People Power - the missing part of ‘What Good Looks Like’?
We are living in unprecedented times and the NHS and whole health and care system has suffered immense pressure in the last year. The combination of integrated care systems (ICS’s) and digital technology offers huge potential to meet some of these challenges.
NHSX should be congratulated on the release of ‘What Good Looks Like’, a policy designed to encourage ICS’s to get full value out of digital transformation by following some key principles and practices. However, we have three key points which we hope might contribute to a further iteration of the guidance.
1. Tricky Language
It is good to see that NHSX have put the people we are here to serve at the centre of the guidance although the language ‘Empower Citizens’ is tricky. There have been lots of research papers and public debate on the use of the problematic term ‘empower’ and a fair few debates on using the word ‘citizen’. There does need to be sensitivity and understanding of the perspective of people who might not have been yet granted citizenship but who are asylum seekers and refugees in our country. There is a short story in my colleague Pete Nuckley’s blogwhich gives some insight into some of the reasons why there are debates around ethics and exclusivity of the term when used in a health context. When we talk about ‘empowering’ others, we hold and potentially gift power, rather than coming alongside and ‘working with’. We are in danger of ‘doing to’ and that doesn’t always feel very empowering to the recipient.
Maybe we could use words and approaches which ‘Enable People Power’ instead of ‘Empower Citizens’.
2. The ‘We’ Approach
I think what NHSX and others are getting at is enabling people to have the tools and information to be able to make choices and manage their health and live as well as possible.
An alternative would be to use a co-design approach of ‘working with’, understanding and valuing the skills, knowledge and insight that we all bring to the table and building relationships of shared trust, understanding and purpose?
This sense of ‘we’ is also important in terms of focusing on communities as well as individuals. I love the Aboriginal definition of health as it highlights and values the inter-connection between the wellbeing of individuals and their communities.
‘Aboriginal health” means not just the physical well-being of an individual but refers to the social, emotional and cultural well-being of the whole Community in which each individual is able to achieve their full potential as a human being thereby bringing about the total well-being of their Community. It is a whole of life view and includes the cyclical concept of life-death-life.’
There is plenty of evidence out there on the power of community in health and wellbeing, for example, David Buck from the Kings Fund has written about it here.
3. Inclusive Digital Transformation
The ‘Empower Citizens’ section starts off with the phrase ‘Citizens are at the centre of service design and have access to a standard set of digital services that suit all literacy and digital inclusion needs’
Our team were delighted to see a mention of digital inclusion in the guidance but the phrase ‘a standard set of digital services that suit all literacy and digital inclusion needs’ doesn’t fit with the findings of our research.

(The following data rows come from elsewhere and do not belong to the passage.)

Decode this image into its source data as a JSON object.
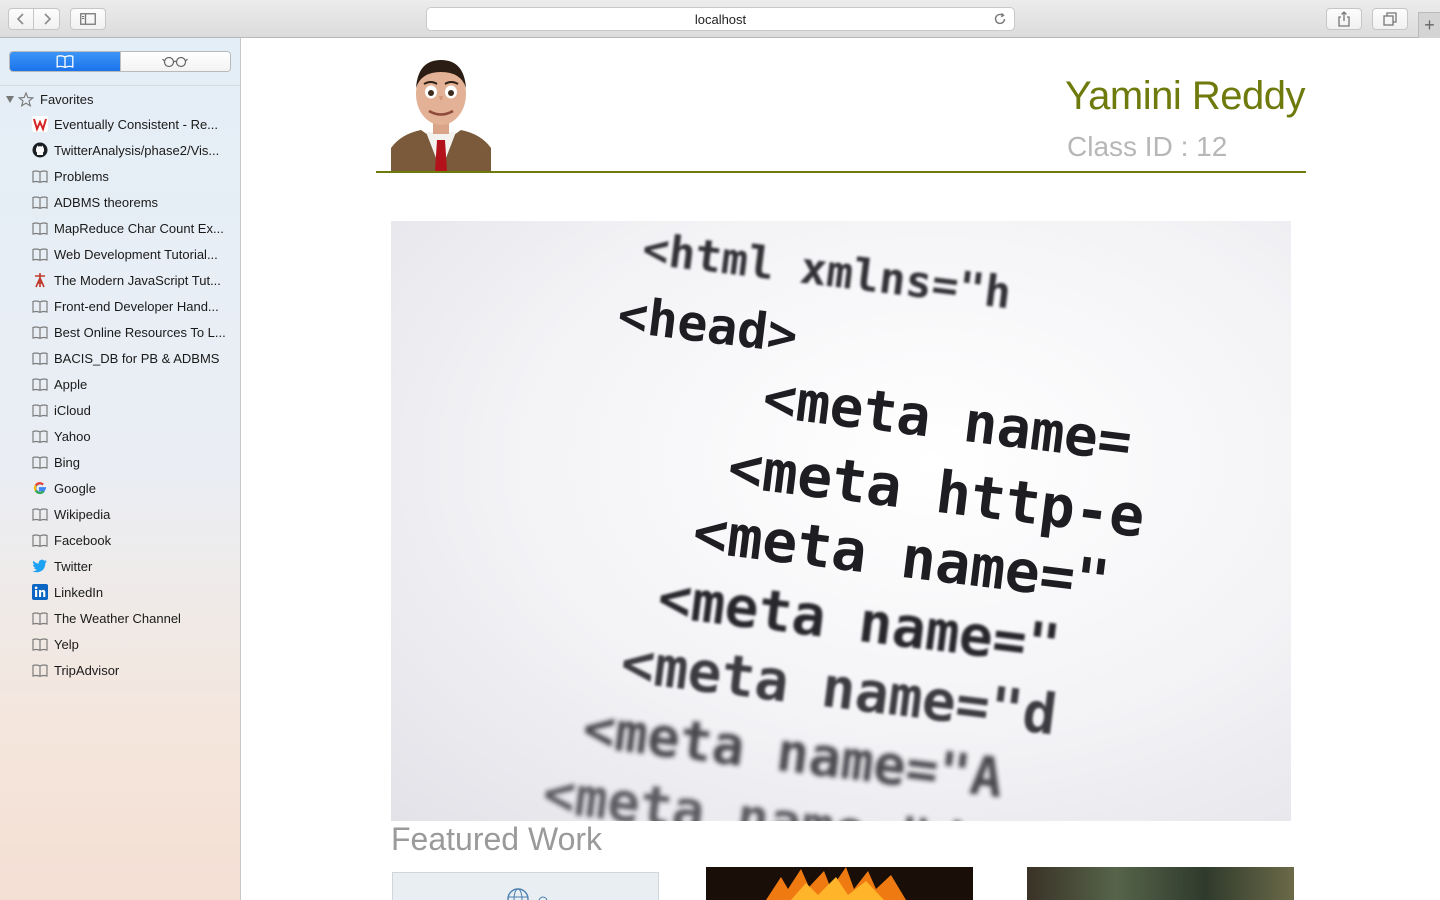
{
  "browser": {
    "url": "localhost"
  },
  "sidebar": {
    "favorites_label": "Favorites",
    "items": [
      {
        "label": "Eventually Consistent - Re...",
        "icon": "w-favicon-icon"
      },
      {
        "label": "TwitterAnalysis/phase2/Vis...",
        "icon": "github-icon"
      },
      {
        "label": "Problems",
        "icon": "bookmark-book-icon"
      },
      {
        "label": "ADBMS theorems",
        "icon": "bookmark-book-icon"
      },
      {
        "label": "MapReduce Char Count Ex...",
        "icon": "bookmark-book-icon"
      },
      {
        "label": "Web Development Tutorial...",
        "icon": "bookmark-book-icon"
      },
      {
        "label": "The Modern JavaScript Tut...",
        "icon": "javascript-info-icon"
      },
      {
        "label": "Front-end Developer Hand...",
        "icon": "bookmark-book-icon"
      },
      {
        "label": "Best Online Resources To L...",
        "icon": "bookmark-book-icon"
      },
      {
        "label": "BACIS_DB for PB & ADBMS",
        "icon": "bookmark-book-icon"
      },
      {
        "label": "Apple",
        "icon": "bookmark-book-icon"
      },
      {
        "label": "iCloud",
        "icon": "bookmark-book-icon"
      },
      {
        "label": "Yahoo",
        "icon": "bookmark-book-icon"
      },
      {
        "label": "Bing",
        "icon": "bookmark-book-icon"
      },
      {
        "label": "Google",
        "icon": "google-icon"
      },
      {
        "label": "Wikipedia",
        "icon": "bookmark-book-icon"
      },
      {
        "label": "Facebook",
        "icon": "bookmark-book-icon"
      },
      {
        "label": "Twitter",
        "icon": "twitter-bird-icon"
      },
      {
        "label": "LinkedIn",
        "icon": "linkedin-icon"
      },
      {
        "label": "The Weather Channel",
        "icon": "bookmark-book-icon"
      },
      {
        "label": "Yelp",
        "icon": "bookmark-book-icon"
      },
      {
        "label": "TripAdvisor",
        "icon": "bookmark-book-icon"
      }
    ]
  },
  "page": {
    "name": "Yamini Reddy",
    "class_id": "Class ID : 12",
    "featured_heading": "Featured Work",
    "hero_code_lines": [
      "<html xmlns=\"h",
      "<head>",
      "<meta name=",
      "<meta http-e",
      "<meta name=\"",
      "<meta name=\"",
      "<meta name=\"d",
      "<meta name=\"A",
      "<meta name=\"d"
    ]
  },
  "colors": {
    "accent_olive": "#6f7a0c",
    "muted_gray": "#b7b7b7",
    "sidebar_selected": "#1a74ec"
  }
}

There will always be some people for whom digital services are not an option, e.g. people living with severe mental illness may be paranoid and fearful about having technology. Some of the barriers aren’t necessarily about the standards, they might be about poverty, culture, trust and the availability of private spaces. A very important consideration that emerges from every piece of related research we have carried out has been considering the specific needs and context for each person and customising the (digital) service around them. NHSX are right to identify there needs to be some basic co-designed standards but it won’t solve all the digital exclusion barriers and those standards will never suit all literacy and digital inclusion needs.
It is heartening to read that ICS’s should be thinking about digital exclusion issues strategically but it is disappointing to see it tucked away in the corner of the ‘Empower Citizens’ section - as a separate strategy and focused on initiatives. Bolder might be to invite ICS’s to take an ‘Inclusive Digital Transformation’ approach making it THE strategy not a strategy.
There are lots more insights we could share here but this is already too long a blog post so just a few key points which could be included in a next iteration:
Co-design inclusion into digital transformation upfront, as far upstream as possible.
Cross-sector (NHS, Local Govt, VCS) leaders work together to champion inclusion digital transformation.
Collect and analyse specific data on exclusion and recognise experience and insight as valuable information.
Map existing and potential inclusion assets as a key starting point and pool resources and build effective cross sector approaches including valuing community assets who are often trusted touchpoints for the most disadvantaged, excluded and seldom heard communities.
Take a strategic whole system approach to digital inclusion activities including digital and data poverty and digital health literacy
Recognise that sometimes staff are also digitally excluded and that they are potentially part of the solution to digital exclusion.
Congratulations once again to the team that have worked hard to produce this first iteration, it is a brilliant start. I hope the next version recognises and helps ICS’s unleash the full value of diverse and inclusive People Power.